“Le Malade imaginaire” revient à la Comédie Française
© Christophe Raynaud de Lage, coll. Comédie-Française
En majesté, le comédien Guillaume Gallienne reprend le rôle d’Argan dans la dernière comédie de Molière, que ce dernier interpréta péniblement jusqu’à son dernier souffle. Cette production, mise en scène merveilleusement par le metteur en scène suisse Claude Stratz aujourd’hui disparu, est revivifiée par des comédiens au talent puissant. A ne pas rater.
La nostalgie de l’enfance

© Christophe Raynaud de Lage, coll. Comédie-Française
Comment interpréter Argan, cet hypocondriaque notoire qui n’a de cesse d’enquiquiner son entourage avec ses caprices et son égocentrisme monstrueux ? Faut-il le jouer en pleine santé, pétulant et vif mais qui simule en permanence ? Ou moribond, souffreteux et malheureux, pauvre malade de ses propres névroses ? Cette mise en scène ne choisit pas entre l’un et l’autre, elle compose entre ces deux extrêmes pour figurer un héros en manque d’attention, un vieux bébé emmaillotté de langes interminables, tissus poreux et culotte urinaire, tendre et mélancolique, soucieux de lui-même et profondément anxieux de la mort.
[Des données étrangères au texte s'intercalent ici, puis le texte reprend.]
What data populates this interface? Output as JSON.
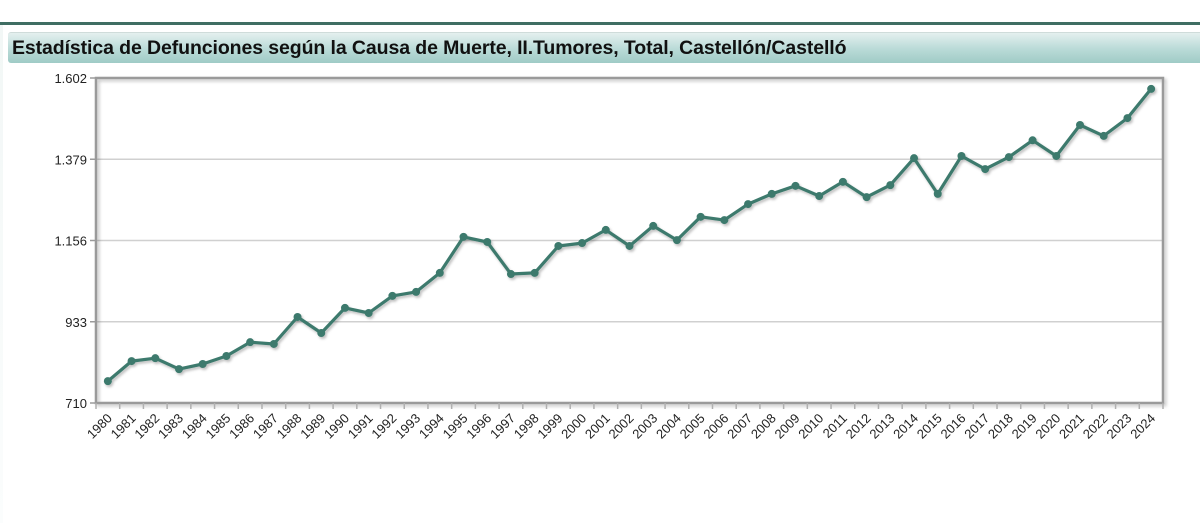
{
  "header": {
    "title": "Estadística de Defunciones según la Causa de Muerte, II.Tumores, Total, Castellón/Castelló"
  },
  "colors": {
    "line": "#3d7a6d",
    "title_bar_top": "#e4f0ef",
    "title_bar_bottom": "#9fcbc6",
    "top_rule": "#3f6e63",
    "gridline": "#d0d0d0",
    "frame": "#9a9a9a"
  },
  "chart_data": {
    "type": "line",
    "title": "Estadística de Defunciones según la Causa de Muerte, II.Tumores, Total, Castellón/Castelló",
    "xlabel": "",
    "ylabel": "",
    "ylim": [
      710,
      1602
    ],
    "yticks": [
      "710",
      "933",
      "1.156",
      "1.379",
      "1.602"
    ],
    "ytick_values": [
      710,
      933,
      1156,
      1379,
      1602
    ],
    "grid": true,
    "legend": null,
    "categories": [
      "1980",
      "1981",
      "1982",
      "1983",
      "1984",
      "1985",
      "1986",
      "1987",
      "1988",
      "1989",
      "1990",
      "1991",
      "1992",
      "1993",
      "1994",
      "1995",
      "1996",
      "1997",
      "1998",
      "1999",
      "2000",
      "2001",
      "2002",
      "2003",
      "2004",
      "2005",
      "2006",
      "2007",
      "2008",
      "2009",
      "2010",
      "2011",
      "2012",
      "2013",
      "2014",
      "2015",
      "2016",
      "2017",
      "2018",
      "2019",
      "2020",
      "2021",
      "2022",
      "2023",
      "2024"
    ],
    "series": [
      {
        "name": "Total",
        "values": [
          770,
          825,
          833,
          803,
          817,
          839,
          877,
          872,
          946,
          902,
          971,
          957,
          1004,
          1015,
          1067,
          1166,
          1152,
          1064,
          1067,
          1141,
          1149,
          1185,
          1141,
          1196,
          1157,
          1221,
          1212,
          1256,
          1284,
          1306,
          1278,
          1317,
          1275,
          1308,
          1382,
          1284,
          1388,
          1352,
          1385,
          1431,
          1388,
          1473,
          1443,
          1492,
          1572
        ]
      }
    ]
  }
}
C’est ainsi que Guillaume Gallienne entre dans ce personnage de vieil enfant aux yeux cernés par les insomnies, impuissant devant la fougue raisonnable de sa servante Dorine, admirablement interprétée par l’ébouriffante Julie Sicard.
Interprétation grandiose

© Christophe Raynaud de Lage, coll. Comédie-Française
Gallienne ne joue pas, il est le personnage sans forcer le trait de la caricature, avec une douceur, une tendresse et des impatiences d’enfant gâté frustré par le manque de bonbons. Dès la première scène, où Argan, dans une vieille chaise qui peut basculer en lit, protégé par un baldaquin qui suspend ses vagues de tissu de couleur chaire comme une mer tumultueuse, coiffé d’un bonnet de nuit à pompon, les pieds recouverts de pantoufles blanches, compte les sous qu’il doit à son pharmacien à force de lavements, saignées, médications pour l’intestin, plantes pour dormir et pour uriner, le comédien nous captive par son jeu, pas l’humour et la malice qu’il imprime pour tromper l’honnêteté de son apothicaire qu’il sait profiteur. Seul, alors qu’il s’acharne comme un damné avec sa sonnette, hurlant des « drelin » alors que Toinette ne vient pas, l’acteur compose un personnage à la croisée du Misanthrope, de L’Avare ou du Bourgeois Gentilhomme, proche des damnés de Samuel Beckett.
Un espace qui fait la part belle aux acteurs

© Christophe Raynaud de Lage, coll. Comédie-Française
Le décor de pierres vieillies, aux fenêtres murées par les briques, aux perpectives de colonnes mythologiques brouillées par le temps, éclairé d’une belle lumière, dégage un espace royal aux acteurs qui prennent superbement les rênes de l’histoire. Aux côtés d’Argan, impuissant notoire et malade de ses maladies imaginaires s’agite Toinette, son double inversé, à laquelle Julie Sicard imprime sa nerveuse énergie. Elle s’agite, fulmine, le malmène, en maternant Angélique, la jeune première amoureuse, campée par Elissa Alloula, que veut écarter Béline, sa perverse belle-mère qui veut l’envoyer au couvent pour récupérer tout l’argent d’Argan. Coraly Zahonero incarne une rousse manipulatrice, ravissante et machiavélique à souhait. Dans la scène de la présentation des Diafoirus, dont le jeune fils médecin est promis à Angélique, Christian Hecq, qui joue le père Diafoirus ainsi que Monsieur Purgon, et Clément Bresson qui joue le fils sont absolument prodigieux de drôlerie et d’inventivité. On ne présente plus Christian Hecq, clown céleste, qui transfigure tous ses rôles. Mais la composition de Clément Bresson, grimé à la manière d’un personnage de film fantasque, entre Fritz Lang et Tim Burton, remporte tous les éloges et confère à la scène une couleur totalement surréaliste. On rit beaucoup, naturellement, mais le rire devient jaune quand on comprend qu’Argan, principal acteur et spectateur de son projet, en sera aussi la principale victime financière. Malgré les réticences de son frère Béralde, le noceur joué par Alain Lenglet. Yoann Gasiorowski campe un insolent fiancé et faut-maître de musique alors qu’un groupe émérite de chanteurs se fond dans la parodie des spectres médecins sur une partition de Marc-Olivier Dupin. Un pur régal de poésie et de théâtre.